I think this is one of the loveliest theological phrases about Christmas I have ever encountered.
I think Thomas is saying that even when all of the stuff of how we have come to observe Christmas sucks the wonder out of us leaving us exhausted, God makes enough room on our hearts to place one more snowflake to reveal the wondrous meaning of Christmas. In the shadow of so vast a God who desires to do this, we shiver as our wonder of this awe-filled season is restored.
This theology-wrought poem goes to the heart of the Christmas story and the doctrine of the Incarnation. God became human in Jesus to lift us out of all those life-sucking behaviors and attitudes that plague the human condition. In his life, Jesus role-modeled a way of life for us to emulate; a way of life that would bring us out of darkness to light, out of cynicism to wonder, out of fear into love. That is our salvation.

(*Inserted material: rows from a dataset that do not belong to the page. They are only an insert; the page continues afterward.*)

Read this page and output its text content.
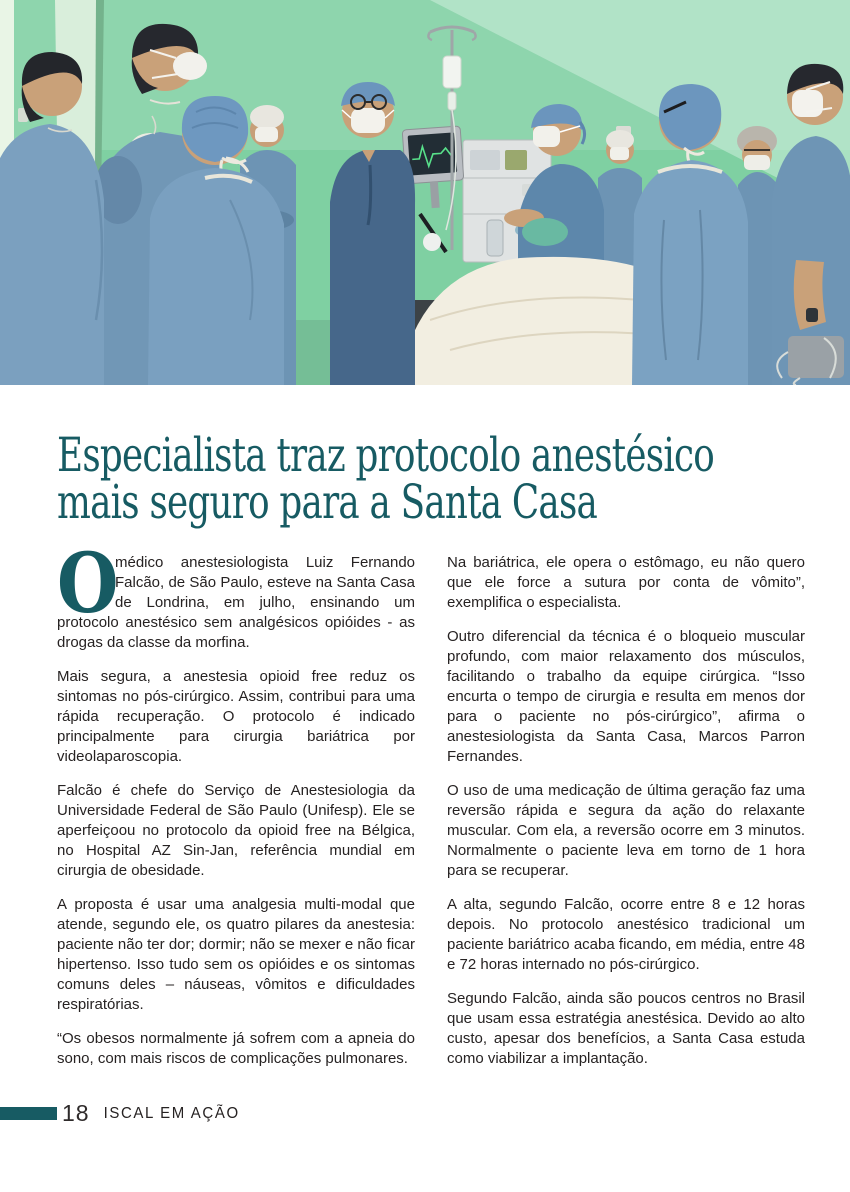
Especialista traz protocolo anestésico
mais seguro para a Santa Casa

O
médico anestesiologista Luiz Fernando Falcão, de São Paulo, esteve na Santa Casa de Londrina, em julho, ensinando um protocolo anestésico sem analgésicos opióides - as drogas da classe da morfina.

Mais segura, a anestesia opioid free reduz os sintomas no pós-cirúrgico. Assim, contribui para uma rápida recuperação. O protocolo é indicado principalmente para cirurgia bariátrica por videolaparoscopia.

Falcão é chefe do Serviço de Anestesiologia da Universidade Federal de São Paulo (Unifesp). Ele se aperfeiçoou no protocolo da opioid free na Bélgica, no Hospital AZ Sin-Jan, referência mundial em cirurgia de obesidade.

A proposta é usar uma analgesia multi-modal que atende, segundo ele, os quatro pilares da anestesia: paciente não ter dor; dormir; não se mexer e não ficar hipertenso. Isso tudo sem os opióides e os sintomas comuns deles – náuseas, vômitos e dificuldades respiratórias.

“Os obesos normalmente já sofrem com a apneia do sono, com mais riscos de complicações pulmonares.

Na bariátrica, ele opera o estômago, eu não quero que ele force a sutura por conta de vômito”, exemplifica o especialista.

Outro diferencial da técnica é o bloqueio muscular profundo, com maior relaxamento dos músculos, facilitando o trabalho da equipe cirúrgica. “Isso encurta o tempo de cirurgia e resulta em menos dor para o paciente no pós-cirúrgico”, afirma o anestesiologista da Santa Casa, Marcos Parron Fernandes.

O uso de uma medicação de última geração faz uma reversão rápida e segura da ação do relaxante muscular. Com ela, a reversão ocorre em 3 minutos. Normalmente o paciente leva em torno de 1 hora para se recuperar.

A alta, segundo Falcão, ocorre entre 8 e 12 horas depois. No protocolo anestésico tradicional um paciente bariátrico acaba ficando, em média, entre 48 e 72 horas internado no pós-cirúrgico.

Segundo Falcão, ainda são poucos centros no Brasil que usam essa estratégia anestésica. Devido ao alto custo, apesar dos benefícios, a Santa Casa estuda como viabilizar a implantação.

18 ISCAL EM AÇÃO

While we recall and celebrate this wondrous gift at Christmas, we are called to this way of life all the time.
When I prepare adults for baptism, (or the parents and godparents of infants), I always dwell on a particular section of the concluding prayer in the service. It is one of my favorite phrases in the Book of Common Prayer.
Heavenly Father, we thank you that by water and the Holy Spirit you have bestowed upon this your servant the forgiveness of sin, and have raised them to the new life of grace. Sustain them, O Lord, in your Holy Spirit. Give them an inquiring and discerning heart, the courage to will and to persevere, a spirit to know and to love you, and the gift of joy and wonder in all your works. Amen. (BCP p. 308)
I ask people being prepared for Baptism to think of a baby, growing into a toddler and then a child. I then ask them to think about what they recall as they observe that little one growing in awareness and discover the world around them. Think of the first time they encountered a flower, a puppy or a kitten, a bug, dirt, a tasty new food? What was that child’s response? It was an “aha moment,” right?
Each first encounter with something new and delightful becomes a moment of delight, awe and wonder. Each of those wondrous moments in the child’s life are moments when God placed a new snowflake on their hearts, revealing the patterns of God’s love for them. The child delights in each new snowflake because children have not grown cynical, jaded and exhausted. They know – at some intuitive, primal level - that God’s Creation (all of it) is filled with wonder. That wonder fills them with joy, and that joy always calls us to gratitude.
In the Baptismal prayer, we are reminded to recapture that sense of wonder for ourselves that children have. We want to let go of our exhaustion and grasp the promise of wondrous love that radiates from Bethlehem’s manger.
This Christmas morning, is there still room in our hearts for another snowflake to reveal its pattern of God’s vastness and abundant love to us? Of course there is, because that is God’s way and desire for us.
There may not have been room at the inn for Mary and Joseph, but ultimately there was room in the stable for the birth of our Saviour. If there was room for his birth when everything appeared full, there is room on your heart to accept the snowflake of the Christ child, so that he may reveal the pattern of Christmas and fill you with his love.
How silently, how silently
The wondrous gift is given!
So God imparts to human hearts
The blessings of His heaven.
No ear may hear His coming,
But in this world of sin,
Where meek souls will receive him still,
The dear Christ enters in.
 No Truce with the Furies (Newcastle upon Tyne: Bloodaxe Books, 1995), p. 84.